The issue with the housing market in 2008 has split the American society into camps, each having a different perspective on who is responsible for those failures. The common trait is that these beliefs are somehow associated with the party that people support. Thus, two main opinions prevail, with Republicans blaming the government and ordinary people, and Democrats holding financial institutions responsible for the crisis (Swendson para. 2).

Republicans are the supports of the idea of free market. They do not tolerate the governmental regulation of the financial and trade sector, which has much to do with their conservative ideology of freedom as it was understood in the past centuries. Personal responsibility is a concept that many Republicans see as a way to control the economic instability associated with poor decisions. According to them, the government supported enterprises and offered them money to survive the difficult times. This caused a lack of responsibility among the enterprises’ managers who did not take enough time before making a risky decision. Ordinary people also fell for the program of affordable loans without properly evaluating their chances of paying off the borrowed money or at least reading the bank agreement.

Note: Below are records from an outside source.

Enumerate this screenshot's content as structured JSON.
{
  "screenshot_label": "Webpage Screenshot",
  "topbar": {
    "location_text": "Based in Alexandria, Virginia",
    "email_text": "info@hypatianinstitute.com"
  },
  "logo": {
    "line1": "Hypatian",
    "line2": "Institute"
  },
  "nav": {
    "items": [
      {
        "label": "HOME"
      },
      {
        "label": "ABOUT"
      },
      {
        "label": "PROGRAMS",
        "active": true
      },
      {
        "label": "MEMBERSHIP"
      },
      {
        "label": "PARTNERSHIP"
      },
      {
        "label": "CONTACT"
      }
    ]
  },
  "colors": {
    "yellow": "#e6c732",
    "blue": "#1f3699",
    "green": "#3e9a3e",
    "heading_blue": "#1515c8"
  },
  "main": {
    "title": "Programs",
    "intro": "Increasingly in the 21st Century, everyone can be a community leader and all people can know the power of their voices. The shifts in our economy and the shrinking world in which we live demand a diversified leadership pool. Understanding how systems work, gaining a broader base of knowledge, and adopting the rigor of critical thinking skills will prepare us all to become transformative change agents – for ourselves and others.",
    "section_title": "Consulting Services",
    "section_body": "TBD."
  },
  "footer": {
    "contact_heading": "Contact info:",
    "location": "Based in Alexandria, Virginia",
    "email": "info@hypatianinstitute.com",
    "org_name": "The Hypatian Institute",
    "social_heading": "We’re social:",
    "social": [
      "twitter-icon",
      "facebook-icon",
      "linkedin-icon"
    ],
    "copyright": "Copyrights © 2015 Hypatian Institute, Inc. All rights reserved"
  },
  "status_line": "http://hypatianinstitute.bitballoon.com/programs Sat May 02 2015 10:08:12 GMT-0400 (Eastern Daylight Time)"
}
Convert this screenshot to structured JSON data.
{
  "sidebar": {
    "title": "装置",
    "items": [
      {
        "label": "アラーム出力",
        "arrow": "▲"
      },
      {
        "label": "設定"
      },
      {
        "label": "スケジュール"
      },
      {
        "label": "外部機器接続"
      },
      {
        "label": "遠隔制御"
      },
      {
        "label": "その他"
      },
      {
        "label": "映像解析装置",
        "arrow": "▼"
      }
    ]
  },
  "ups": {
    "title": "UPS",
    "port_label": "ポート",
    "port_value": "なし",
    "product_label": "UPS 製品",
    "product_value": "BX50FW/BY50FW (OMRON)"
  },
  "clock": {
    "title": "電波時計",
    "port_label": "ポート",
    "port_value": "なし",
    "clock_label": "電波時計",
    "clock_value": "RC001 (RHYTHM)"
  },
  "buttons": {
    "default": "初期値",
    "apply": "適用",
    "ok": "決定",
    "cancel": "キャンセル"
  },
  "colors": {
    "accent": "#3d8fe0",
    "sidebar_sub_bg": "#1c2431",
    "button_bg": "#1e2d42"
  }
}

Democrats, on the other hand, see financial institutions as the ones who did not take enough responsible actions to prevent the crisis. Managers of those organizations viewed the increase of personal wealth level as their top priority, while the nation’s interests were forgotten. The Democrat government that came to the White House in 2009 tried to increase the control over financial institutions.

Regulation

One of the government’s answers to the crisis of 2008 became a set of policies aiming to control the process of decision-making in the country’s financial sector. The Dodd-Frank Act (111th United States Congress) signed in 2010 became one of the most influential documents since the Great Depression era that aimed to control the financial institutions in the USA. According to this piece of legislation, the economic stability can be reached through making banks and investors report their actions to the government, along with the revenues and losses that they have. The measure became a response to the former lack of independence of the Fed officials (Nier 6). While the agency was managed by very influential people, the extent to which they could interfere in financial institutions’ actions was quite limited.

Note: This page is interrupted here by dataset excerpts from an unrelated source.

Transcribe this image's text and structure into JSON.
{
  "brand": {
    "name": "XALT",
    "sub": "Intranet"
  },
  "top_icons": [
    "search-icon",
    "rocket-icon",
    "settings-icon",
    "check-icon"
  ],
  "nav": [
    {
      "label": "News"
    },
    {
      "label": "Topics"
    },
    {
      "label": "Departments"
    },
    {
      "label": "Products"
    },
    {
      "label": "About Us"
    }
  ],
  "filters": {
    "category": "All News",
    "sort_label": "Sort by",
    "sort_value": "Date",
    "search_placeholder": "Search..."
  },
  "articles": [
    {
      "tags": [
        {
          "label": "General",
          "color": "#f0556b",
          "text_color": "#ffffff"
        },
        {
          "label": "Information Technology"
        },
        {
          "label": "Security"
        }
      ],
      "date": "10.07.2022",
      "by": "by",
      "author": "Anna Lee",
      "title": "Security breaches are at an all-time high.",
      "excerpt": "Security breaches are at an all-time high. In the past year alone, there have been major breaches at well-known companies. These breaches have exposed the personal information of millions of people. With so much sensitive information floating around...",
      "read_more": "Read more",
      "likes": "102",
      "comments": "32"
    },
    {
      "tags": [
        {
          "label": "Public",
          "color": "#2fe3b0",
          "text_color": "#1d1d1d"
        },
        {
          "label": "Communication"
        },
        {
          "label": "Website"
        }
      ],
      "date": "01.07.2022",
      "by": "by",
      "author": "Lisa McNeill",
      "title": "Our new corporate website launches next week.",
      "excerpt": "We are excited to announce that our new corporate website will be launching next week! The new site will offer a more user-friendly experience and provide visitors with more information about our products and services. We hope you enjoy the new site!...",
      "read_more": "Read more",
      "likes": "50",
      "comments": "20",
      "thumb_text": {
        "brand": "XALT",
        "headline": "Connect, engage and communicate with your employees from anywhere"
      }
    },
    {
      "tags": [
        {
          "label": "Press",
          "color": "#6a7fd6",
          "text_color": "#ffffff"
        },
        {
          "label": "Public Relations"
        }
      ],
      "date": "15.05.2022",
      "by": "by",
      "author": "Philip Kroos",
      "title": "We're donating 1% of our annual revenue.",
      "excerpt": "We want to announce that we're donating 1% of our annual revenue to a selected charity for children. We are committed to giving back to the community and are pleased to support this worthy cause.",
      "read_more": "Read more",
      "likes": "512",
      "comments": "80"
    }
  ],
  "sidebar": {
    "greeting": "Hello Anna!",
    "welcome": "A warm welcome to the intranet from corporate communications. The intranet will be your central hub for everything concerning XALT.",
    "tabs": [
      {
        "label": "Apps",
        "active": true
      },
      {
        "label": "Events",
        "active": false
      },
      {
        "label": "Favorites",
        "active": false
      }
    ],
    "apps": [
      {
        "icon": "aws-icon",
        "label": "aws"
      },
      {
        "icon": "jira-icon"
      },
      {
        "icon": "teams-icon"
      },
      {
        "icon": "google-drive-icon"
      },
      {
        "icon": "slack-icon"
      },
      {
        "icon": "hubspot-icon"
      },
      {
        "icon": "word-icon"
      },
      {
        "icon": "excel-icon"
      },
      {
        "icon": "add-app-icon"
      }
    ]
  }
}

One of the main lessons learned as a result of the financial crisis is that the financial market must be regulated on all levels. The government must report all the information in a clear way, yet any negative news must be presented in a delicate way not to create panic. Citizens also have to be educated about the proper ways to invest and to borrow money from financial institutions, while the latter have to be direct about the risks they take and impose on others.

Conclusion

The financial crisis of 2008 was a logical outcome of the situation when one party borrowed too much money, and another was making unreasonable decisions that led to the budget shortage and bankruptcy. Regulating the financial sector is necessary as it greatly affects the country’s economy. Of course, there is no guarantee that people in charge will make the proper decisions. However, the clarity in this field allows drawing many expert opinions that can be combined to develop the best solution.

Works Cited

111th United States Congress. Dodd-Frank Wall Street Reform and Consumer Protection Act. The U. S. Government Printing Office, 2010.

Cochrane, John H. “Lessons from the Financial Crisis.” Regulation, 2009. Web.

Lamagna, Maria. “These 7 Data Points Reveal the Sorry State of Americans’ Finances.” MarketWatch, 2016. Web.

Nier, Erlend W. Financial Stability Frameworks and the Role of Central Banks: Lessons from the Crisis. Monetary and Capital Markets Department, 2009.

Ro, Sam. “Terrible Things Happen All of the Time and the Stock Market Keeps Going Up.” Business Insider, 2014. Web.

Swendson, Paul. “Possible Lessons from the Financial Crisis.” HubPages, 2016. Web.